In 2007, I visited an artists' village in Shanghai. There I saw a sculpture of 3 miniature Red Guards cast in some glazed material. They were happy and fat but instead of holding Mao's little red book in their arms, they held McDonald's little red pack of fries to their chest in a way reminiscent of many propaganda posters. The artist would have been shot dead if this appeared during the Cultural Revolution; it would be the modern equivalent of making a crucifix with Jesus using it like a baseball bat but. But it wasn't the cultural revolution - it was the 21st century, and such items previously scorned are now part of the emerging pop culture centered around Mao who, I think, would turn in his grave if he knew what his personality cult had become.

Ok, I guess I'd better leave morality and law for another blog entry.

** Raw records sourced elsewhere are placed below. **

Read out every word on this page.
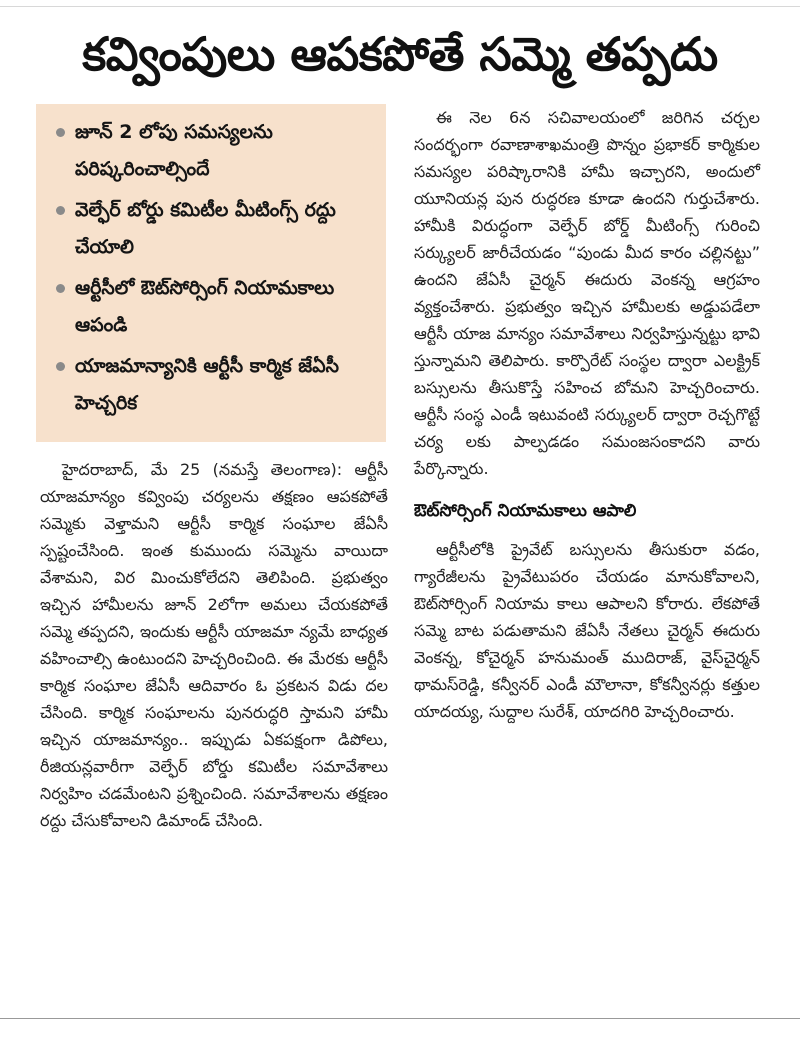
కవ్వింపులు ఆపకపోతే సమ్మె తప్పదు
జూన్ 2 లోపు సమస్యలను పరిష్కరించాల్సిందే
వెల్ఫేర్ బోర్డు కమిటీల మీటింగ్స్ రద్దు చేయాలి
ఆర్టీసీలో ఔట్‌సోర్సింగ్ నియామకాలు ఆపండి
యాజమాన్యానికి ఆర్టీసీ కార్మిక జేఏసీ హెచ్చరిక

హైదరాబాద్, మే 25 (నమస్తే తెలంగాణ): ఆర్టీసీ యాజమాన్యం కవ్వింపు చర్యలను తక్షణం ఆపకపోతే సమ్మెకు వెళ్తామని ఆర్టీసీ కార్మిక సంఘాల జేఏసీ స్పష్టంచేసింది. ఇంత కుముందు సమ్మెను వాయిదా వేశామని, విర మించుకోలేదని తెలిపింది. ప్రభుత్వం ఇచ్చిన హామీలను జూన్ 2లోగా అమలు చేయకపోతే సమ్మె తప్పదని, ఇందుకు ఆర్టీసీ యాజమా న్యమే బాధ్యత వహించాల్సి ఉంటుందని హెచ్చరించింది. ఈ మేరకు ఆర్టీసీ కార్మిక సంఘాల జేఏసీ ఆదివారం ఓ ప్రకటన విడు దల చేసింది. కార్మిక సంఘాలను పునరుద్ధరి స్తామని హామీ ఇచ్చిన యాజమాన్యం.. ఇప్పుడు ఏకపక్షంగా డిపోలు, రీజియన్లవారీగా వెల్ఫేర్ బోర్డు కమిటీల సమావేశాలు నిర్వహిం చడమేంటని ప్రశ్నించింది. సమావేశాలను తక్షణం రద్దు చేసుకోవాలని డిమాండ్ చేసింది.

ఈ నెల 6న సచివాలయంలో జరిగిన చర్చల సందర్భంగా రవాణాశాఖమంత్రి పొన్నం ప్రభాకర్ కార్మికుల సమస్యల పరిష్కారానికి హామీ ఇచ్చారని, అందులో యూనియన్ల పున రుద్ధరణ కూడా ఉందని గుర్తుచేశారు. హామీకి విరుద్ధంగా వెల్ఫేర్ బోర్డ్ మీటింగ్స్ గురించి సర్క్యులర్ జారీచేయడం “పుండు మీద కారం చల్లినట్టు” ఉందని జేఏసీ చైర్మన్ ఈదురు వెంకన్న ఆగ్రహం వ్యక్తంచేశారు. ప్రభుత్వం ఇచ్చిన హామీలకు అడ్డుపడేలా ఆర్టీసీ యాజ మాన్యం సమావేశాలు నిర్వహిస్తున్నట్టు భావి స్తున్నామని తెలిపారు. కార్పొరేట్ సంస్థల ద్వారా ఎలక్ట్రిక్ బస్సులను తీసుకొస్తే సహించ బోమని హెచ్చరించారు. ఆర్టీసీ సంస్థ ఎండీ ఇటువంటి సర్క్యులర్ ద్వారా రెచ్చగొట్టే చర్య లకు పాల్పడడం సమంజసంకాదని వారు పేర్కొన్నారు.

ఔట్‌సోర్సింగ్ నియామకాలు ఆపాలి

ఆర్టీసీలోకి ప్రైవేట్ బస్సులను తీసుకురా వడం, గ్యారేజీలను ప్రైవేటుపరం చేయడం మానుకోవాలని, ఔట్‌సోర్సింగ్ నియామ కాలు ఆపాలని కోరారు. లేకపోతే సమ్మె బాట పడుతామని జేఏసీ నేతలు చైర్మన్ ఈదురు వెంకన్న, కోచైర్మన్ హనుమంత్ ముదిరాజ్, వైస్‌చైర్మన్ థామస్‌రెడ్డి, కన్వీనర్ ఎండీ మౌలానా, కోకన్వీనర్లు కత్తుల యాదయ్య, సుద్దాల సురేశ్, యాదగిరి హెచ్చరించారు.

Until then, I'd like to declare my everlasting fascination with Knowledge and Inquiry and praise it for propelling my intellectual faculties beyond what I ever imagined. Hail Tharman! Hail Shanmugaratnam! (A pity about the compulsory contrasting subject clause).

*Sensuous refers to our senses, but sensual has sexual overtones. Just remember the phallic 'l' in sensual
^Yes, this is an actual word for vainglorious expansionistic foreign policies.